Benzene occurs infrequently in California public supply wells and comes predominantly from naturally occurring petroleum deposits deep in the ground, according to a study by the U.S. Geological Survey. Spills associated with underground fuel storage and above ground distribution systems have long been considered the main source of benzene in groundwater. This unique study finds that contamination most often occurs in older, brackish, groundwater located near naturally occurring deep underground oil and gas deposits.
As part of a statewide studyassessing groundwater quality, scientists analyzed untreated groundwater from wells, not treated tap water. Groundwater used for public supply is typically treated by water providers to ensure compliance with water quality standards.
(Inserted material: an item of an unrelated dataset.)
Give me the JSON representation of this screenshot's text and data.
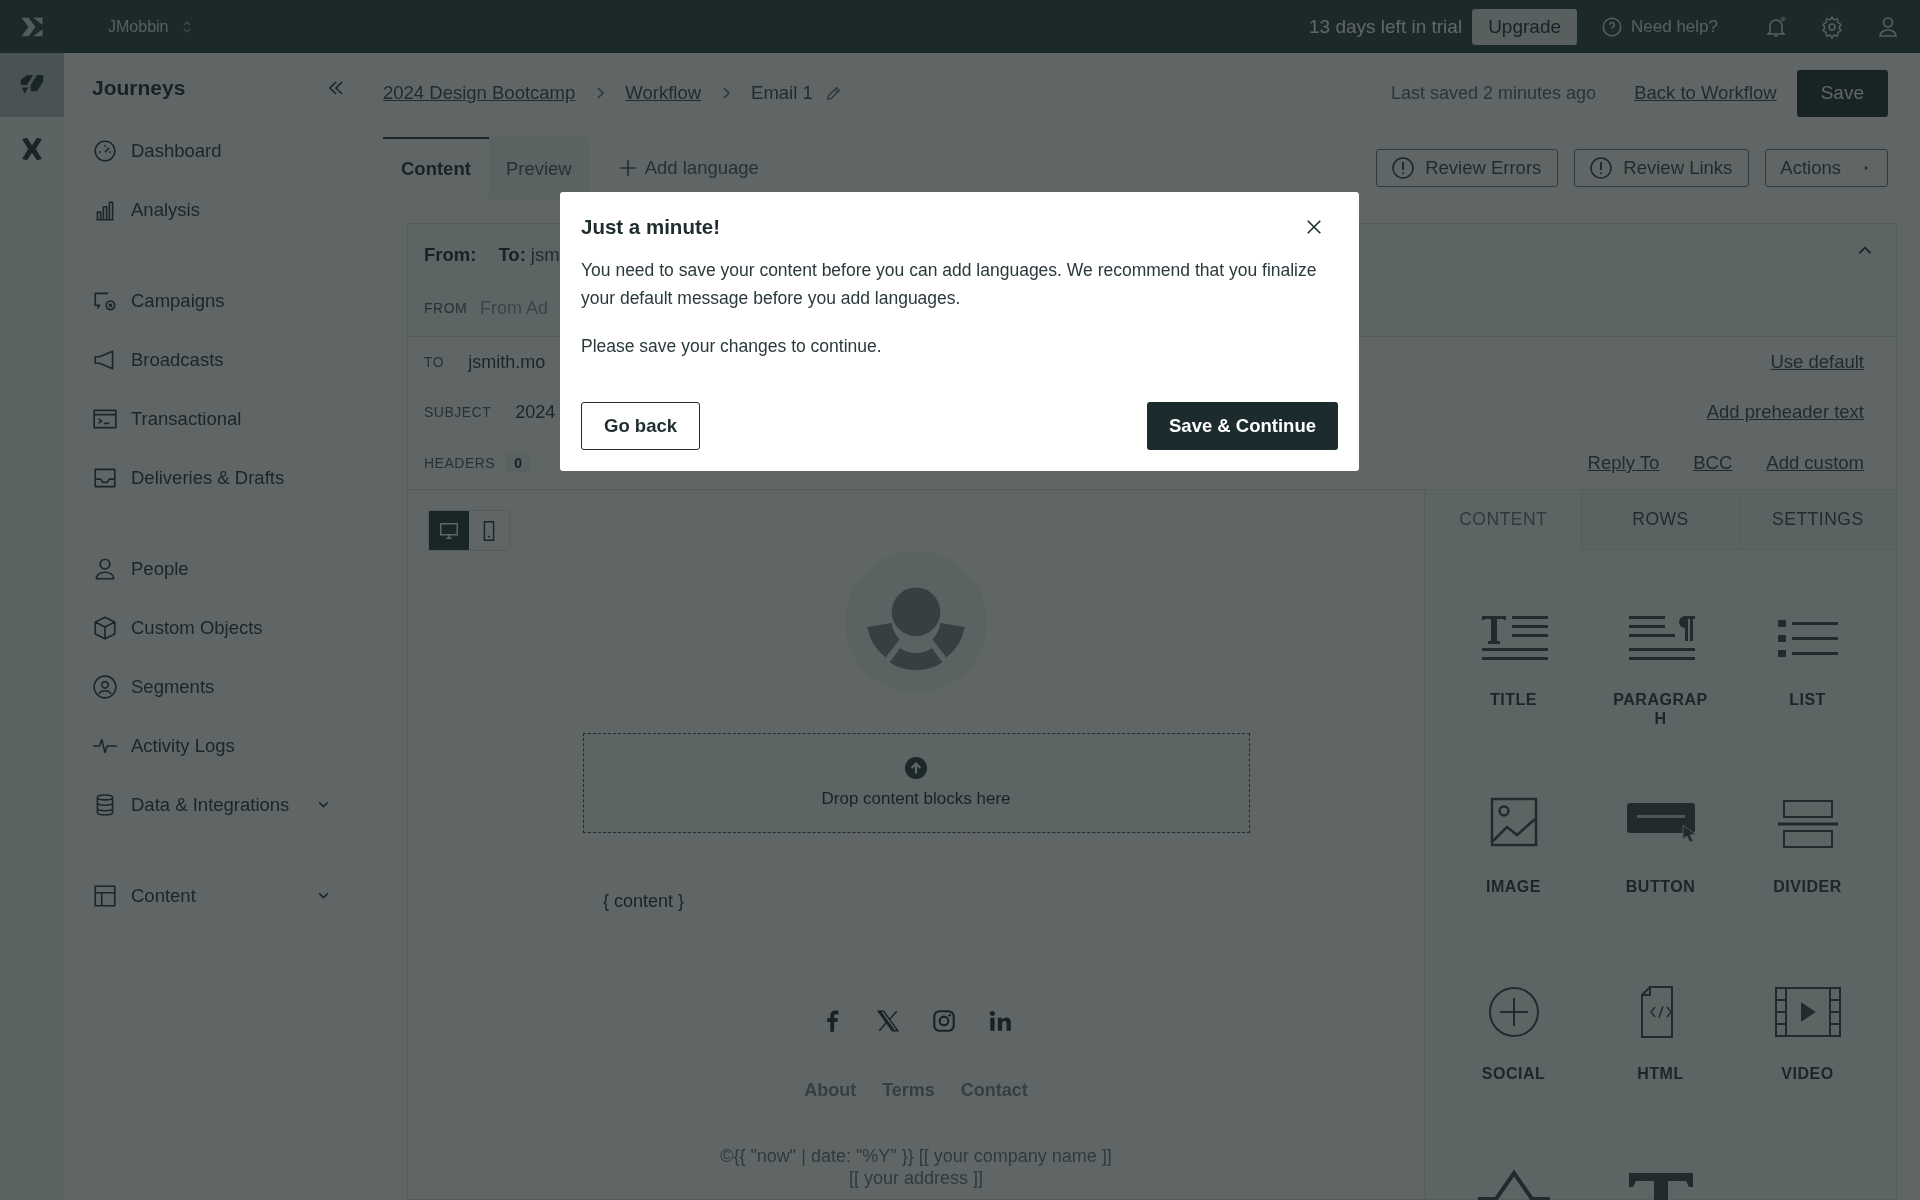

"This study illustrates the value of letting scientific facts speak for themselves when dealing with critical issues such as the frequency and potential sources of groundwater contamination," said USGS Director Marcia McNutt. "Mitigation for contamination can be costly, especially if the source is not properly identified, confirming the importance of putting science first."
Benzene is an organic chemical compound. The liquid is derived from petroleum and is used to make motor fuels, insecticides, and other chemical products. California is an important location for this study because it has a high fuel use rate, a high density of fuel storage facilities, abundant natural underground petroleum sources, and large urban populations dependent on groundwater. Because many regions worldwide have similar characteristics, the finding that natural, underground sources of hydrocarbons play an important role in benzene occurrence in groundwater provides new insight for resource managers globally.
According to the study, benzene was found in 1.7 percent of untreated public supply wells, and generally occurred in concentrations below the maximum contaminant level health standard. When detected, nearly half (45 percent) of benzene detections were related to geogenic or natural sources, compared to 27 percent attributed to human activity. The remaining 28 percent of the detections may be either geogenic or anthropogenic, or a mixture of the two. Similar relationships were found for the group of 17 other hydrocarbons analyzed in the study. Data from 14,390 wells sampled throughout California by the California State Water Resources Control Board's Groundwater Ambient Monitoring and Assessment Program and the California Department of Public Healthwere evaluated.
"This study indicates that naturally occurring, deep hydrocarbons can affect the quality of groundwater used for drinking supply," said Ken Belitz, lead scientist for the GAMA Program's Priority Basin Project.
"This research improves our understanding of why and where hydrocarbons occur in groundwater. In general, the unexpected results indicate that hydrocarbons are detected most often in deep aquifers near naturally occurring subsurface petroleum reservoirs, less often in shallow layers subject to fuel spills and leaks on the land surface, and least frequently in the middle layers of aquifer systems. Natural seepage or petroleum-extraction by people could contribute to hydrocarbons reaching aquifer layers used for public supply; this study did not assess the pathway by which natural hydrocarbons reach aquifers," said Matt Landon, a USGS hydrologist and lead author of the study.
The study, funded by the U.S. EPA Office of Research and Development and conducted in cooperation with the GAMA Program's Priority Basin Project, synthesizes statewide data to focus on factors explaining hydrocarbon in aquifers used for public supply in California. The USGS California Water Science Center is the technical lead for the GAMA Program and is monitoring and assessing water quality in 120 priority groundwater basins, and groundwater outside of basins, across California over a ten-year period.